Ando com o rádio desligado esses dias.

Tive que fazer isso depois de uma experiência inusitada.

Num certo dia, a rádio que eu ouvia, que supostamente só toca música, parou um minuto a sua programação para dar uma notícia. Isso acontece de tempo em tempo. Pára a música e vem uma noticiazinha, uma curta qualquer. Até aí, tudo bem, não mata ninguém.

Mas então surgiu a voz noticiosa com seu conteúdo maligno, travestido da maior normalidade do mundo.

Digo logo: sou um sensível. Não sou tão forte, bruto, desligado e indiferente como talvez devesse ser, ao gosto dos mais frescos. Sou sensível, sim. Estou captando todo o tempo as sutilezas atmosféricas. Meu mapa natal carrega 75% de água, sou inteiro de uma grande sensibilidade, de fato. Eu me interesso pelas coisas, eu quero entender, quero saber o que é. Levo a sério. Se tem alguém que leva a sério, sou eu. Podem contar comigo. Se quiserem alguém que leve algo a sério, podem contar.
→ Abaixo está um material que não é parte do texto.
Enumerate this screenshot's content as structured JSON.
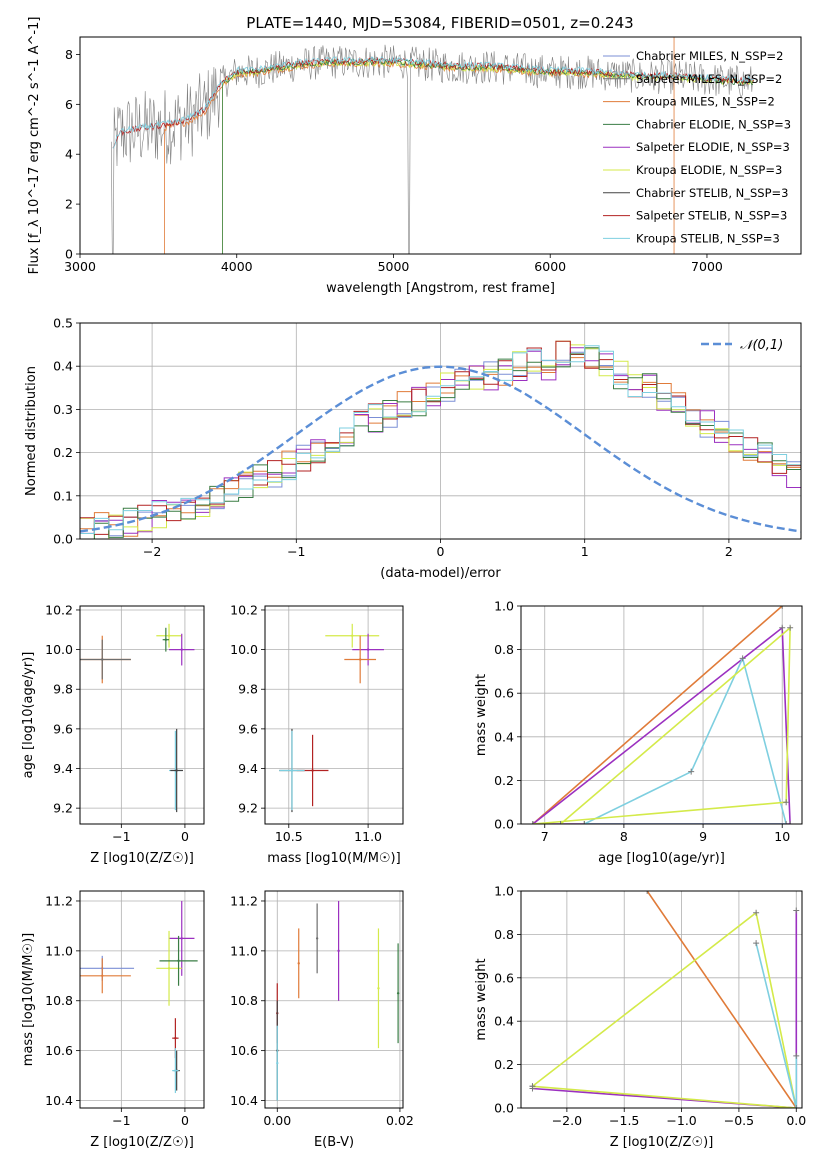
{
  "title": "PLATE=1440, MJD=53084, FIBERID=0501, z=0.243",
  "colors": {
    "chabrier_miles": "#7b8fd6",
    "salpeter_miles": "#6e6e6e",
    "kroupa_miles": "#e07b39",
    "chabrier_elodie": "#3a7d44",
    "salpeter_elodie": "#9b30c0",
    "kroupa_elodie": "#d4ea4a",
    "chabrier_stelib": "#444444",
    "salpeter_stelib": "#b22222",
    "kroupa_stelib": "#7ecfe0",
    "data": "#808080",
    "gaussian": "#5b8ed6",
    "grid": "#b0b0b0"
  },
  "chart_data": [
    {
      "panel": "spectrum",
      "type": "line",
      "xlabel": "wavelength [Angstrom, rest frame]",
      "ylabel": "Flux [f_λ 10^-17 erg cm^-2 s^-1 A^-1]",
      "xlim": [
        3000,
        7600
      ],
      "ylim": [
        0,
        8.7
      ],
      "xticks": [
        3000,
        4000,
        5000,
        6000,
        7000
      ],
      "yticks": [
        0,
        2,
        4,
        6,
        8
      ],
      "legend_placement": "right",
      "legend": [
        "Chabrier MILES, N_SSP=2",
        "Salpeter MILES, N_SSP=2",
        "Kroupa MILES, N_SSP=2",
        "Chabrier ELODIE, N_SSP=3",
        "Salpeter ELODIE, N_SSP=3",
        "Kroupa ELODIE, N_SSP=3",
        "Chabrier STELIB, N_SSP=3",
        "Salpeter STELIB, N_SSP=3",
        "Kroupa STELIB, N_SSP=3"
      ],
      "model_x": [
        3200,
        3250,
        3300,
        3400,
        3500,
        3600,
        3700,
        3800,
        3900,
        4000,
        4100,
        4200,
        4400,
        4600,
        4800,
        5000,
        5200,
        5400,
        5600,
        5800,
        6000,
        6200,
        6400,
        6600,
        6800,
        7000,
        7200,
        7300
      ],
      "model_y": [
        4.0,
        4.8,
        4.9,
        5.0,
        5.1,
        5.2,
        5.4,
        5.8,
        6.8,
        7.3,
        7.3,
        7.4,
        7.6,
        7.7,
        7.7,
        7.7,
        7.6,
        7.5,
        7.5,
        7.4,
        7.3,
        7.3,
        7.2,
        7.1,
        7.1,
        7.0,
        6.9,
        6.9
      ]
    },
    {
      "panel": "residual_histogram",
      "type": "line",
      "xlabel": "(data-model)/error",
      "ylabel": "Normed distribution",
      "xlim": [
        -2.5,
        2.5
      ],
      "ylim": [
        0,
        0.5
      ],
      "xticks": [
        -2,
        -1,
        0,
        1,
        2
      ],
      "yticks": [
        0.0,
        0.1,
        0.2,
        0.3,
        0.4,
        0.5
      ],
      "legend": [
        "𝒩(0,1)"
      ],
      "legend_placement": "top-right",
      "bin_width": 0.1,
      "bins_start": -2.5,
      "hist_values": [
        0.02,
        0.03,
        0.03,
        0.04,
        0.05,
        0.06,
        0.06,
        0.07,
        0.08,
        0.1,
        0.11,
        0.12,
        0.14,
        0.15,
        0.17,
        0.19,
        0.2,
        0.22,
        0.24,
        0.27,
        0.28,
        0.29,
        0.31,
        0.32,
        0.34,
        0.35,
        0.36,
        0.37,
        0.38,
        0.39,
        0.4,
        0.41,
        0.4,
        0.43,
        0.44,
        0.42,
        0.4,
        0.38,
        0.36,
        0.35,
        0.33,
        0.31,
        0.29,
        0.27,
        0.25,
        0.23,
        0.21,
        0.19,
        0.17,
        0.15
      ],
      "gaussian": {
        "mu": 0,
        "sigma": 1
      }
    },
    {
      "panel": "age_vs_Z",
      "type": "scatter",
      "xlabel": "Z [log10(Z/Z☉)]",
      "ylabel": "age [log10(age/yr)]",
      "xlim": [
        -1.65,
        0.3
      ],
      "ylim": [
        9.12,
        10.22
      ],
      "xticks": [
        -1,
        0
      ],
      "yticks": [
        9.2,
        9.4,
        9.6,
        9.8,
        10.0,
        10.2
      ],
      "points": [
        {
          "series": "kroupa_miles",
          "x": -1.3,
          "xerr": 0.45,
          "y": 9.95,
          "yerr": 0.12
        },
        {
          "series": "salpeter_miles",
          "x": -1.3,
          "xerr": 0.45,
          "y": 9.95,
          "yerr": 0.1
        },
        {
          "series": "kroupa_elodie",
          "x": -0.25,
          "xerr": 0.2,
          "y": 10.07,
          "yerr": 0.06
        },
        {
          "series": "salpeter_elodie",
          "x": -0.05,
          "xerr": 0.2,
          "y": 10.0,
          "yerr": 0.08
        },
        {
          "series": "chabrier_elodie",
          "x": -0.3,
          "xerr": 0.05,
          "y": 10.05,
          "yerr": 0.06
        },
        {
          "series": "kroupa_stelib",
          "x": -0.15,
          "xerr": 0.1,
          "y": 9.39,
          "yerr": 0.2
        },
        {
          "series": "chabrier_stelib",
          "x": -0.13,
          "xerr": 0.1,
          "y": 9.39,
          "yerr": 0.21
        }
      ]
    },
    {
      "panel": "age_vs_mass",
      "type": "scatter",
      "xlabel": "mass [log10(M/M☉)]",
      "ylabel": "",
      "xlim": [
        10.35,
        11.22
      ],
      "ylim": [
        9.12,
        10.22
      ],
      "xticks": [
        10.5,
        11.0
      ],
      "yticks": [
        9.2,
        9.4,
        9.6,
        9.8,
        10.0,
        10.2
      ],
      "points": [
        {
          "series": "kroupa_elodie",
          "x": 10.9,
          "xerr": 0.17,
          "y": 10.07,
          "yerr": 0.06
        },
        {
          "series": "salpeter_elodie",
          "x": 11.0,
          "xerr": 0.1,
          "y": 10.0,
          "yerr": 0.08
        },
        {
          "series": "kroupa_miles",
          "x": 10.95,
          "xerr": 0.1,
          "y": 9.95,
          "yerr": 0.12
        },
        {
          "series": "chabrier_stelib",
          "x": 10.52,
          "xerr": 0.08,
          "y": 9.39,
          "yerr": 0.21
        },
        {
          "series": "salpeter_stelib",
          "x": 10.65,
          "xerr": 0.1,
          "y": 9.39,
          "yerr": 0.18
        },
        {
          "series": "kroupa_stelib",
          "x": 10.52,
          "xerr": 0.08,
          "y": 9.39,
          "yerr": 0.2
        }
      ]
    },
    {
      "panel": "massweight_vs_age",
      "type": "line",
      "xlabel": "age [log10(age/yr)]",
      "ylabel": "mass weight",
      "xlim": [
        6.7,
        10.25
      ],
      "ylim": [
        0,
        1.0
      ],
      "xticks": [
        7,
        8,
        9,
        10
      ],
      "yticks": [
        0.0,
        0.2,
        0.4,
        0.6,
        0.8,
        1.0
      ],
      "series": [
        {
          "key": "kroupa_miles",
          "x": [
            6.85,
            10.0
          ],
          "y": [
            0.0,
            1.0
          ]
        },
        {
          "key": "salpeter_elodie",
          "x": [
            6.85,
            10.0,
            10.1,
            6.85
          ],
          "y": [
            0.0,
            0.9,
            0.0,
            0.0
          ]
        },
        {
          "key": "kroupa_stelib",
          "x": [
            7.5,
            8.85,
            9.5,
            10.05,
            7.5
          ],
          "y": [
            0.0,
            0.24,
            0.76,
            0.0,
            0.0
          ]
        },
        {
          "key": "kroupa_elodie",
          "x": [
            6.85,
            10.05,
            10.1,
            7.2
          ],
          "y": [
            0.0,
            0.1,
            0.9,
            0.0
          ]
        }
      ]
    },
    {
      "panel": "mass_vs_Z",
      "type": "scatter",
      "xlabel": "Z [log10(Z/Z☉)]",
      "ylabel": "mass [log10(M/M☉)]",
      "xlim": [
        -1.65,
        0.3
      ],
      "ylim": [
        10.37,
        11.24
      ],
      "xticks": [
        -1,
        0
      ],
      "yticks": [
        10.4,
        10.6,
        10.8,
        11.0,
        11.2
      ],
      "points": [
        {
          "series": "chabrier_miles",
          "x": -1.3,
          "xerr": 0.5,
          "y": 10.93,
          "yerr": 0.05
        },
        {
          "series": "kroupa_miles",
          "x": -1.3,
          "xerr": 0.45,
          "y": 10.9,
          "yerr": 0.07
        },
        {
          "series": "salpeter_elodie",
          "x": -0.05,
          "xerr": 0.2,
          "y": 11.05,
          "yerr": 0.15
        },
        {
          "series": "kroupa_elodie",
          "x": -0.25,
          "xerr": 0.2,
          "y": 10.93,
          "yerr": 0.15
        },
        {
          "series": "chabrier_elodie",
          "x": -0.1,
          "xerr": 0.3,
          "y": 10.96,
          "yerr": 0.1
        },
        {
          "series": "salpeter_stelib",
          "x": -0.15,
          "xerr": 0.05,
          "y": 10.65,
          "yerr": 0.08
        },
        {
          "series": "chabrier_stelib",
          "x": -0.13,
          "xerr": 0.05,
          "y": 10.52,
          "yerr": 0.08
        },
        {
          "series": "kroupa_stelib",
          "x": -0.15,
          "xerr": 0.05,
          "y": 10.52,
          "yerr": 0.09
        }
      ]
    },
    {
      "panel": "mass_vs_ebv",
      "type": "scatter",
      "xlabel": "E(B-V)",
      "ylabel": "",
      "xlim": [
        -0.002,
        0.0205
      ],
      "ylim": [
        10.37,
        11.24
      ],
      "xticks": [
        0.0,
        0.02
      ],
      "yticks": [
        10.4,
        10.6,
        10.8,
        11.0,
        11.2
      ],
      "points": [
        {
          "series": "kroupa_miles",
          "x": 0.0035,
          "xerr": 0,
          "y": 10.95,
          "yerr": 0.14
        },
        {
          "series": "salpeter_miles",
          "x": 0.0065,
          "xerr": 0,
          "y": 11.05,
          "yerr": 0.14
        },
        {
          "series": "salpeter_elodie",
          "x": 0.01,
          "xerr": 0,
          "y": 11.0,
          "yerr": 0.2
        },
        {
          "series": "kroupa_elodie",
          "x": 0.0165,
          "xerr": 0,
          "y": 10.85,
          "yerr": 0.24
        },
        {
          "series": "chabrier_elodie",
          "x": 0.0197,
          "xerr": 0,
          "y": 10.83,
          "yerr": 0.2
        },
        {
          "series": "salpeter_stelib",
          "x": 0.0,
          "xerr": 0,
          "y": 10.75,
          "yerr": 0.12
        },
        {
          "series": "chabrier_stelib",
          "x": 0.0,
          "xerr": 0,
          "y": 10.6,
          "yerr": 0.2
        },
        {
          "series": "kroupa_stelib",
          "x": 0.0,
          "xerr": 0,
          "y": 10.55,
          "yerr": 0.15
        }
      ]
    },
    {
      "panel": "massweight_vs_Z",
      "type": "line",
      "xlabel": "Z [log10(Z/Z☉)]",
      "ylabel": "mass weight",
      "xlim": [
        -2.4,
        0.05
      ],
      "ylim": [
        0,
        1.0
      ],
      "xticks": [
        -2.0,
        -1.5,
        -1.0,
        -0.5,
        0.0
      ],
      "yticks": [
        0.0,
        0.2,
        0.4,
        0.6,
        0.8,
        1.0
      ],
      "series": [
        {
          "key": "kroupa_miles",
          "x": [
            -1.3,
            0.0
          ],
          "y": [
            1.0,
            0.0
          ]
        },
        {
          "key": "salpeter_elodie",
          "x": [
            -2.3,
            0.0,
            0.0
          ],
          "y": [
            0.09,
            0.0,
            0.91
          ]
        },
        {
          "key": "kroupa_elodie",
          "x": [
            -2.3,
            -0.35,
            0.0,
            -2.3
          ],
          "y": [
            0.1,
            0.9,
            0.0,
            0.1
          ]
        },
        {
          "key": "kroupa_stelib",
          "x": [
            -0.35,
            0.0,
            0.0
          ],
          "y": [
            0.76,
            0.0,
            0.24
          ]
        }
      ]
    }
  ]
}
E não pude, na ocasião, simplesmente ignorar, simplesmente deixar para lá, todo o horror tirânico que era noticiado.

Disse-nos, a mim e a todos os ouvintes da rádio que supostamente só toca música, o seguinte, ou algo muito próximo disso: “a OMS, Organização Mundial da Saúde, afirmou que os governos usam pouco a tributação para convencer os fumantes a largar o vício”.

Choque. Espanto.

A notícia cessa, e volta a música, como se nada tivesse acontecido.
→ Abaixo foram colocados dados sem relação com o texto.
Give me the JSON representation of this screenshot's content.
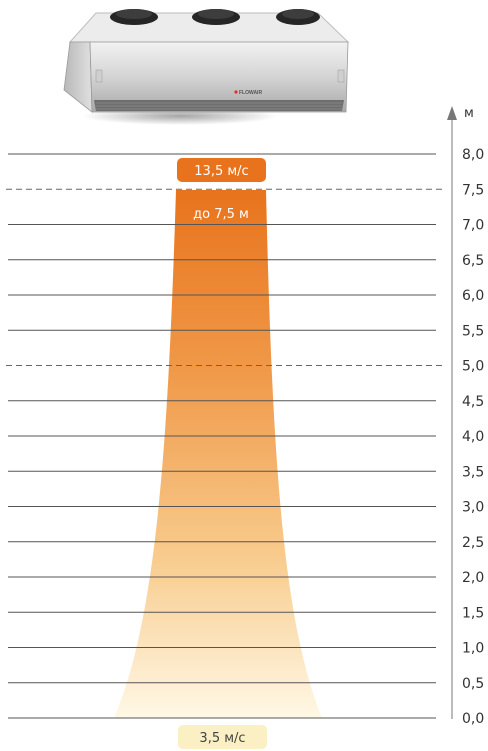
{
  "axis": {
    "unit": "м",
    "ticks": [
      "8,0",
      "7,5",
      "7,0",
      "6,5",
      "6,0",
      "5,5",
      "5,0",
      "4,5",
      "4,0",
      "3,5",
      "3,0",
      "2,5",
      "2,0",
      "1,5",
      "1,0",
      "0,5",
      "0,0"
    ],
    "dashed_at": [
      "7,5",
      "5,0"
    ]
  },
  "top_speed_label": "13,5 м/с",
  "reach_label": "до 7,5 м",
  "bottom_speed_label": "3,5 м/с",
  "brand_text": "FLOWAIR",
  "colors": {
    "jet_top": "#e8731c",
    "jet_bottom": "#fff8e6",
    "top_pill": "#e8731c",
    "bottom_pill": "#fbefc4",
    "grid_line": "#555555"
  }
}
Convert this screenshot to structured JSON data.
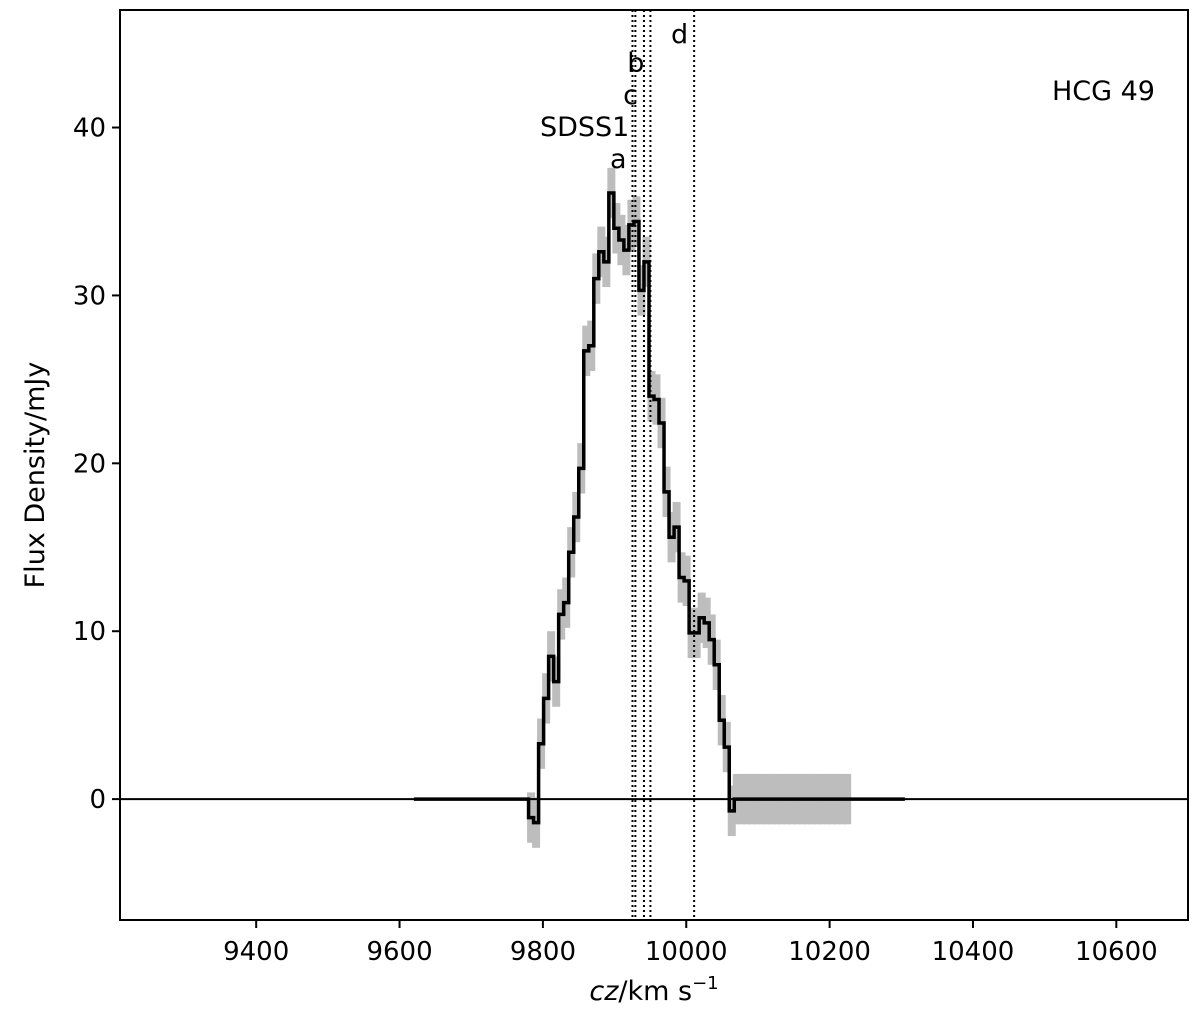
{
  "chart_data": {
    "type": "line",
    "title": "",
    "panel_label": "HCG 49",
    "xlabel": {
      "italic": "cz",
      "unit": "/km s",
      "sup": "−1"
    },
    "ylabel": "Flux Density/mJy",
    "xlim": [
      9210,
      10700
    ],
    "ylim": [
      -7.2,
      47.0
    ],
    "xticks": [
      9400,
      9600,
      9800,
      10000,
      10200,
      10400,
      10600
    ],
    "yticks": [
      0,
      10,
      20,
      30,
      40
    ],
    "grid": false,
    "zero_line": true,
    "series": [
      {
        "style": "step",
        "color": "#000000",
        "x": [
          9620,
          9780,
          9787,
          9794,
          9801,
          9808,
          9815,
          9822,
          9829,
          9836,
          9843,
          9850,
          9857,
          9864,
          9871,
          9878,
          9885,
          9892,
          9899,
          9906,
          9913,
          9920,
          9927,
          9934,
          9941,
          9948,
          9955,
          9962,
          9969,
          9976,
          9983,
          9990,
          9997,
          10004,
          10011,
          10018,
          10025,
          10032,
          10039,
          10046,
          10053,
          10060,
          10067,
          10074,
          10081,
          10088,
          10095,
          10102,
          10109,
          10116,
          10123,
          10130,
          10137,
          10144,
          10151,
          10158,
          10165,
          10172,
          10179,
          10186,
          10193,
          10200,
          10207,
          10214,
          10221,
          10228,
          10305
        ],
        "values": [
          0,
          -1.1,
          -1.4,
          3.3,
          6.0,
          8.5,
          7.0,
          11.0,
          11.7,
          14.7,
          16.8,
          19.7,
          26.7,
          27.0,
          31.0,
          32.6,
          32.0,
          36.1,
          34.0,
          33.3,
          32.7,
          34.2,
          34.4,
          30.3,
          32.0,
          24.0,
          23.8,
          22.4,
          18.3,
          15.6,
          16.2,
          13.2,
          13.0,
          9.9,
          9.9,
          10.8,
          10.5,
          9.5,
          8.0,
          4.7,
          3.1,
          -0.7,
          0,
          0,
          0,
          0,
          0,
          0,
          0,
          0,
          0,
          0,
          0,
          0,
          0,
          0,
          0,
          0,
          0,
          0,
          0,
          0,
          0,
          0,
          0,
          0,
          0
        ]
      }
    ],
    "error_band": {
      "color": "#bdbdbd",
      "halfwidth": 1.5
    },
    "vlines": [
      {
        "x": 9925,
        "label": "a",
        "label_y": 37.6
      },
      {
        "x": 9929,
        "label": "SDSS1",
        "label_y": 39.5
      },
      {
        "x": 9941,
        "label": "c",
        "label_y": 41.4
      },
      {
        "x": 9950,
        "label": "b",
        "label_y": 43.3
      },
      {
        "x": 10011,
        "label": "d",
        "label_y": 45.0
      }
    ]
  }
}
Pronto, não consigo mais parar de pensar no assunto. Não adianta mais tocar música agora. Não deviam ter parado, em primeiro lugar. Desligo o rádio, e desde então ele fica desligado. Só ando ouvindo Wagner esses dias. Muito Wagner. Wagner impera no meu som como se fosse um Zeus no Olimpo.

Talvez alguém ainda queira saber o motivo do meu espanto. Eu digo.

A OMS, que é uma organização totalitária agregada à potestade globalista, ousa, na sua grande sabedoria burocrática endossada por toda uma fila de especialistas bem pagos, dizer que os governos nacionais (eleitos PARA REPRESENTAR O SEU POVO, e não os interesses tirânicos da elite burocrática jamais eleita para coisa nenhuma) devem usar a tributação (usar a tributação! referem-se aos tributos explicitamente como instrumentos de engenharia social!) para convencer os cidadãos (sim, os cidadãos que ELEGEM os governos, que PAGAM os tributos) a fazer o que eles, globalistas, acham que é melhor para a vida dos outros. É muita ousadia, muita. Quem não entender isso, jamais entenderá o mundo em que vive.

Não só sou sensível, mas sou um libertário, eu acredito nos indivíduos e no seu direito de viver, um direito concedido por Deus, e não pela potestade globalista.

Restaria aos governantes das nações –se existisse justiça no mundo– humilharem, extirparem completamente do cenário político essas organizações incompetentes, inúteis e maléficas do mundo, de uma vez para sempre.

Seria apenas o reconhecimento de uma realidade. Como disse o John Bolton: “não existe esse negócio chamado ‘nações unidas’.”